The **Graph Fact Engine** verifies claims by checking them against detailed **knowledge graph (KG)** structures, rather than just unstructured text. This provides structured fact-checking for complex relationships.

## How it works

It decomposes claims into Subject-Predicate-Object (SPO) triples and queries a connected knowledge graph (like Neo4j or NetworkX) to verify the relationship exists.

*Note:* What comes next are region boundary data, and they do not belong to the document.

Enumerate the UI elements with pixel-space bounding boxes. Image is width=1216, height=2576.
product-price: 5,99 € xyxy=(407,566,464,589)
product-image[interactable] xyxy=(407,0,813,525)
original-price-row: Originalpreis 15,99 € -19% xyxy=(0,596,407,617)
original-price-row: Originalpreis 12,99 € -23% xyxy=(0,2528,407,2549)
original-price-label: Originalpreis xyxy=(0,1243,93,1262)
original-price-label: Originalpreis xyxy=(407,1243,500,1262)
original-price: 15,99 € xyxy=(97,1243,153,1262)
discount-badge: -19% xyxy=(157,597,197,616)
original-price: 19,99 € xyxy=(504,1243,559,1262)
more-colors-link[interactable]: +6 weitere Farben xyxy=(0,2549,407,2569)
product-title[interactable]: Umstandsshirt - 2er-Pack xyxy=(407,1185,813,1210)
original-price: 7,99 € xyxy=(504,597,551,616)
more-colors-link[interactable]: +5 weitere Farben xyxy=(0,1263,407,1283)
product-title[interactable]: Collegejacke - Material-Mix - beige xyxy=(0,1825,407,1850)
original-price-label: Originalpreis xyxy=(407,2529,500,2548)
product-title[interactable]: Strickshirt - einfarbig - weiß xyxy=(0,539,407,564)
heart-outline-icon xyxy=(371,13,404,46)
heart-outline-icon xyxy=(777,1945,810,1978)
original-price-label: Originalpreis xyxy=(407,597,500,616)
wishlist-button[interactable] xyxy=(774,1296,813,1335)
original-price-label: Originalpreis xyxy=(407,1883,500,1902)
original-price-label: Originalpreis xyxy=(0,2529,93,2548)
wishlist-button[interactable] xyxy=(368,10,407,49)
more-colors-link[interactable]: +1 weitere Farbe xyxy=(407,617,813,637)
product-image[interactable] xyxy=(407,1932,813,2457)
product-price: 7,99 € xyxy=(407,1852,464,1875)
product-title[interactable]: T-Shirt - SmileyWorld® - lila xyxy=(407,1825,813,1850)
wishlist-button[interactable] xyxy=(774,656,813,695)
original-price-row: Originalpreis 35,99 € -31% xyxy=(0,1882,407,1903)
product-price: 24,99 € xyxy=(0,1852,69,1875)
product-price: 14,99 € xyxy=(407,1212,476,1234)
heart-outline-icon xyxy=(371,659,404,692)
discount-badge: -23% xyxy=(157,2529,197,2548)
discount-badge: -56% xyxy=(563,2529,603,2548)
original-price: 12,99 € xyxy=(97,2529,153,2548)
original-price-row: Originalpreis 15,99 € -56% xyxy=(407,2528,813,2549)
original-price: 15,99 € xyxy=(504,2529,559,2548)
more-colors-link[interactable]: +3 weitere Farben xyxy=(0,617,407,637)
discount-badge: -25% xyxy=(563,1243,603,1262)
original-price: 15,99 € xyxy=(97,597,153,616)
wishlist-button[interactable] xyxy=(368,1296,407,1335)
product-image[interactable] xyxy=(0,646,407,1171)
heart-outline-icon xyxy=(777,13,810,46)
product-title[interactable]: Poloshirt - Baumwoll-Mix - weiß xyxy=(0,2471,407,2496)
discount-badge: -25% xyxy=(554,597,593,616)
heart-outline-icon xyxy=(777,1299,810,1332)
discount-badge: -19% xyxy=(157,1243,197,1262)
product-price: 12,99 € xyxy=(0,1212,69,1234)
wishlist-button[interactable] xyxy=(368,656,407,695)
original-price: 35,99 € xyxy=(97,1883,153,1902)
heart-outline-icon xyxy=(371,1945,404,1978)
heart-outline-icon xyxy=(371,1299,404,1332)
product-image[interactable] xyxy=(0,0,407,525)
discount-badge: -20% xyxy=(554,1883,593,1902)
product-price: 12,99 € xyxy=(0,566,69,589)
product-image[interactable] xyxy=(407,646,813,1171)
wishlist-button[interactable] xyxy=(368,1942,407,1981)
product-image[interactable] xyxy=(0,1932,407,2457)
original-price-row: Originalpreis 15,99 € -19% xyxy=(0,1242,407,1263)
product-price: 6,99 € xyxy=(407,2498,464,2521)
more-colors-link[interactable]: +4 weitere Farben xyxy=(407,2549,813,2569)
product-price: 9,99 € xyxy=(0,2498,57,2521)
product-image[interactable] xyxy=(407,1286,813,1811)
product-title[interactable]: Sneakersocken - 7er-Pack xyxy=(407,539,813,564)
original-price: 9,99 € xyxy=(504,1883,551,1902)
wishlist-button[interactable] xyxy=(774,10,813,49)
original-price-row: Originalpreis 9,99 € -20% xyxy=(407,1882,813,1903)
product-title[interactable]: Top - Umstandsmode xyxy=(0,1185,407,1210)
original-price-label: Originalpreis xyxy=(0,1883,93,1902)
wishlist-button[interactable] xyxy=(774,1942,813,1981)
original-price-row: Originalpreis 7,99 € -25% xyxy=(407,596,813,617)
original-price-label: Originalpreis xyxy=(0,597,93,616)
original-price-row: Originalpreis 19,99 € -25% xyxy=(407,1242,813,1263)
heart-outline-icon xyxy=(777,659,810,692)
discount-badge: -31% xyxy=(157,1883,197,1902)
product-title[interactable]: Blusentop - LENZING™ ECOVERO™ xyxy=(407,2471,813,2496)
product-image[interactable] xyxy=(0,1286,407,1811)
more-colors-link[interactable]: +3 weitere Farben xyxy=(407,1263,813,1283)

1. **Triple extraction:** Extract `(Paris, is_capital_of, France)` from "Paris is the capital of France".
2. **Pathfinding:** Search the KG for a path between `Paris` and `France` with edge `is_capital_of`.
3. **Transitive verification:** Verify implicit relationships (e.g., if A is in B, and B is in C, is A in C?).

## Usage

```python theme={null}
response = client.verify_graph(
    claim="Elon Musk is the CEO of Tesla",
    graph_id="tech_leaders_kg"
)
```

## When to use

* **Complex relationships:** Family trees, corporate hierarchies, supply chains.
* **Multi-hop reasoning:** "Is the CEO of the acquisition target verified?"
* **Structured data:** When your source of truth is a database or graph, not a document.